As the San Diego City Council prepares to discuss Balboa Park’s paid parking program on Monday, various compromise proposals are already circulating — from offering free parking one day per week to tiered systems for city versus county residents.

We need to be clear: While well-intentioned, these are not solutions, and the San Diego Natural History Museum urges the council to see them for what they are — half-measures that fail to address the fundamental damage this policy has inflicted on our institutions and the community we serve.

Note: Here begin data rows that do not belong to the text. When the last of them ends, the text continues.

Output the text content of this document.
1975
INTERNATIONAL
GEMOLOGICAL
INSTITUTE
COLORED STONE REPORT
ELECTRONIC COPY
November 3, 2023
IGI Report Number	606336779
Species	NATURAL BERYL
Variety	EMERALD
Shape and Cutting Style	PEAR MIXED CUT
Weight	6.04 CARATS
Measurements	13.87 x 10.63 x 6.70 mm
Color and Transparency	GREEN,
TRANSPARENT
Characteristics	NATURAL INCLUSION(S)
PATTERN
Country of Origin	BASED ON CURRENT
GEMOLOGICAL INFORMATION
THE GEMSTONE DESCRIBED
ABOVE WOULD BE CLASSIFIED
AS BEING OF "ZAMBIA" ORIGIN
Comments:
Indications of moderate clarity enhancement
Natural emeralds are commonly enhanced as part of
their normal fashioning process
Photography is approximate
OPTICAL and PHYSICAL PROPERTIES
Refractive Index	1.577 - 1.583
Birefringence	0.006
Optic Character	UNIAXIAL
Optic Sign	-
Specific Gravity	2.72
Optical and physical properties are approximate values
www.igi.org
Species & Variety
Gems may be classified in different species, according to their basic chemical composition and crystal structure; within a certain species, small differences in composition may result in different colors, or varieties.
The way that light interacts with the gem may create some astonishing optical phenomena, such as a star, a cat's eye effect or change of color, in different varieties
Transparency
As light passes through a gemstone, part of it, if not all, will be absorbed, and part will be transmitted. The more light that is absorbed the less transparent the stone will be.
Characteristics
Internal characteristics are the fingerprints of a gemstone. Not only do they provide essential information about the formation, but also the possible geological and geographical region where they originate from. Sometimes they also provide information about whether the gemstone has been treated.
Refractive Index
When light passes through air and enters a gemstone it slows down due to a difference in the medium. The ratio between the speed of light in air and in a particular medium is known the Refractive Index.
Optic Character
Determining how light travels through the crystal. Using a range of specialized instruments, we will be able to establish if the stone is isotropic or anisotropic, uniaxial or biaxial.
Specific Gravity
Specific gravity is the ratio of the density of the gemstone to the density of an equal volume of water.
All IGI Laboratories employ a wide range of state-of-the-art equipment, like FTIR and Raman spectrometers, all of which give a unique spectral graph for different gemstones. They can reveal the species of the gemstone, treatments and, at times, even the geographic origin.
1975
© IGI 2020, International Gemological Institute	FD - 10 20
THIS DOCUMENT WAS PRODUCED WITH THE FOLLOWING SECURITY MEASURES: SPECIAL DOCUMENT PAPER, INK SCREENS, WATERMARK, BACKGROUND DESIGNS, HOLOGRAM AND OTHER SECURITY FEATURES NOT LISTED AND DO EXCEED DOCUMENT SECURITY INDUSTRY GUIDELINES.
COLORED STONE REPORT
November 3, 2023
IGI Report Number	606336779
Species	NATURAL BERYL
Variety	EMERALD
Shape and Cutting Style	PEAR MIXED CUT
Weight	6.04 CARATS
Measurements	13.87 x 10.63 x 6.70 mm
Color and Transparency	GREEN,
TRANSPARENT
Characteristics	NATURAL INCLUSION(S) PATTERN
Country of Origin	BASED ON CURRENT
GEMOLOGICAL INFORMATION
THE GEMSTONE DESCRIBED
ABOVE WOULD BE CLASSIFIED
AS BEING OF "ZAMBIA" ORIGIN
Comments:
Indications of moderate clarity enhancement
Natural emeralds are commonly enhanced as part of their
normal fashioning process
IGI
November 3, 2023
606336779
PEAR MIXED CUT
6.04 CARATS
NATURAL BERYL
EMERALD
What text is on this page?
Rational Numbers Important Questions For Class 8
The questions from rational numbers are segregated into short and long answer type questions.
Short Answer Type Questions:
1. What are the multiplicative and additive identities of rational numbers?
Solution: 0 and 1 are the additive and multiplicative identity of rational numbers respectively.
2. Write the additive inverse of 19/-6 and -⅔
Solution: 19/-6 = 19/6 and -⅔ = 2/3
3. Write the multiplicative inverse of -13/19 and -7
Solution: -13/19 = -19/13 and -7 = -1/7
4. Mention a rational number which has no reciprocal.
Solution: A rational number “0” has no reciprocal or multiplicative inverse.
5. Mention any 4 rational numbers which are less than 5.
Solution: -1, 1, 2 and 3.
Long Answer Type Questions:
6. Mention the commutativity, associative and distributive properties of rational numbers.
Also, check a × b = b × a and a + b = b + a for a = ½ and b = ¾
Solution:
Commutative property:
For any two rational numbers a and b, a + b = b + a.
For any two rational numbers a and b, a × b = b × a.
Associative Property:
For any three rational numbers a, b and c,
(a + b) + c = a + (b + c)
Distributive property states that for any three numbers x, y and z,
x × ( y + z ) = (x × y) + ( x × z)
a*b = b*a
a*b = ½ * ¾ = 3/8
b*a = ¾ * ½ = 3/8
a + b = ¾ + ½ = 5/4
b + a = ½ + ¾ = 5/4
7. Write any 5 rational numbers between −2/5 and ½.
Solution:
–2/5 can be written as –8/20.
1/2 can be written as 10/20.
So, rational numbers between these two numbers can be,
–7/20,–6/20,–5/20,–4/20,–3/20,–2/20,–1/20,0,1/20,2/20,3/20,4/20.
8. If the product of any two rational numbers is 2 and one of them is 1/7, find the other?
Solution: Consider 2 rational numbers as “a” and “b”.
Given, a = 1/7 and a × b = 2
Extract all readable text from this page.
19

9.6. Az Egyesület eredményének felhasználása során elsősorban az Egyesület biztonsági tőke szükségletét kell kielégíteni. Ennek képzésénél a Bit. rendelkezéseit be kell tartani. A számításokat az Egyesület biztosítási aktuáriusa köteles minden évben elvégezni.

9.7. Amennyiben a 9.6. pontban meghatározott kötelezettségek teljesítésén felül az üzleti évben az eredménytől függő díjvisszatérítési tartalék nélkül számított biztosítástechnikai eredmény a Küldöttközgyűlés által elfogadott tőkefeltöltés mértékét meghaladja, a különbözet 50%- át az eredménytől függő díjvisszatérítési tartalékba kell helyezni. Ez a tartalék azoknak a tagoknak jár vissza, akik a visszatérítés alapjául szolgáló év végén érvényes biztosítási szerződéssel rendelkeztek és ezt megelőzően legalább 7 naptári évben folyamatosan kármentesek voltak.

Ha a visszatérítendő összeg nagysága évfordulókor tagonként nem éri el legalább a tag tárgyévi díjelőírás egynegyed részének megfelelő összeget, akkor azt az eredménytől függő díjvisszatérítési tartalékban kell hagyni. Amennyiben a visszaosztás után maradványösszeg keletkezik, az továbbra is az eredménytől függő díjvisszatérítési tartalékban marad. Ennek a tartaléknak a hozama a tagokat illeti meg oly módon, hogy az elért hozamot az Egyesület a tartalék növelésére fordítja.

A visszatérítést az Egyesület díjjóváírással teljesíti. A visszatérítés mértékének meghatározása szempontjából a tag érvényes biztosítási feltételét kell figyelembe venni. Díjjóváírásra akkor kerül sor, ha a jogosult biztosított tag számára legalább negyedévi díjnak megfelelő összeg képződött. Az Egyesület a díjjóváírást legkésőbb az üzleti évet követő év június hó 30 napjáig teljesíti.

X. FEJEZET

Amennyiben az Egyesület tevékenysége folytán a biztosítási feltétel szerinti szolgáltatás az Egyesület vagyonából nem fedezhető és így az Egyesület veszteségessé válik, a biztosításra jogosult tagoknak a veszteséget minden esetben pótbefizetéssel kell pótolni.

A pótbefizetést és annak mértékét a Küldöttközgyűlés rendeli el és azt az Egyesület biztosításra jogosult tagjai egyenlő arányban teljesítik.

Proposals such as offering free parking one or more days per week are nonstarters. One day of free parking does not solve a seven-day problem. Offering free parking on Sundays while maintaining barriers the other six days of the week does nothing to address the accessibility crisis facing our community. Families who cannot afford parking fees on Saturday are not helped by Sunday access. School groups visiting on weekdays still face the same financial burden. This is not a solution — it is a symbolic gesture that perpetuates inequality of access to public cultural resources.

Similarly, proposals to offer free parking exclusively to city of San Diego residents — while requiring county residents to pay — create troubling new problems while failing to resolve existing ones. This approach still erects a financial barrier for the hundreds of thousands of San Diego County residents who have supported Balboa Park institutions for generations. It does nothing to reduce the enforcement and verification nightmare that is slowing entry and creating confusion. And most fundamentally, it sends a problematic message that access to San Diego’s cultural institutions should be determined by which side of a municipal boundary line you live on.

Balboa Park serves the entire region — our membership, our school groups, our donors and our visitors come from throughout the county. Any fee structure — regardless of how it’s tiered or geographically limited — maintains the core problem: charging people to access their own public park and cultural institutions.

Rather than the city cutting its own spending, it is effectively placing that burden onto nonprofit cultural institutions. The impact is not theoretical — we are experiencing attendance declines of 25% to 40% and corresponding drops in earned revenue. These losses threaten the financial sustainability of institutions that have served this community for generations — resulting in inevitable layoffs and major gaps in exhibitions and educational programs. The city has effectively outsourced its financial challenges to the very organizations that serve its residents and enhance San Diego’s cultural reputation.

Make no mistake: Anything short of full repeal sends a clear and damaging message. It tells our community that the city’s revenue needs matter more than the long-term financial health and sustainability of the arts and cultural organizations that define Balboa Park. It tells families that their access to culture is negotiable. It tells the nonprofit sector that we are expected to absorb the consequences of municipal budget decisions.

The arts and cultural institutions in Balboa Park are not simply tenants or revenue centers. We are stewards of public trust, educators of children, keepers of shared history and essential components of what makes San Diego a world-class city. We are also your partners — partners who have invested decades and hundreds of millions of dollars in creating and maintaining institutions that serve every resident.

City Council members have a clear choice before them: Repeal this failed policy entirely, or at a minimum, pause its implementation until a truly strategic plan can be developed — one that doesn’t sacrifice accessibility, doesn’t decimate cultural institutions and doesn’t balance the city’s budget on the backs of the nonprofit organizations that make Balboa Park a world-class destination.

The damage is real, it is measurable and it is accelerating. We stand ready to work with the City Council on genuine solutions for Balboa Park’s funding — but those solutions cannot come at the expense of the very institutions that give the park its cultural value and educational purpose.

Council members: repeal the paid parking program or pause it immediately while we develop a better path forward together. Half-measures will only prolong the harm.

Gradwohl is president and CEO of the San Diego Natural History Museum.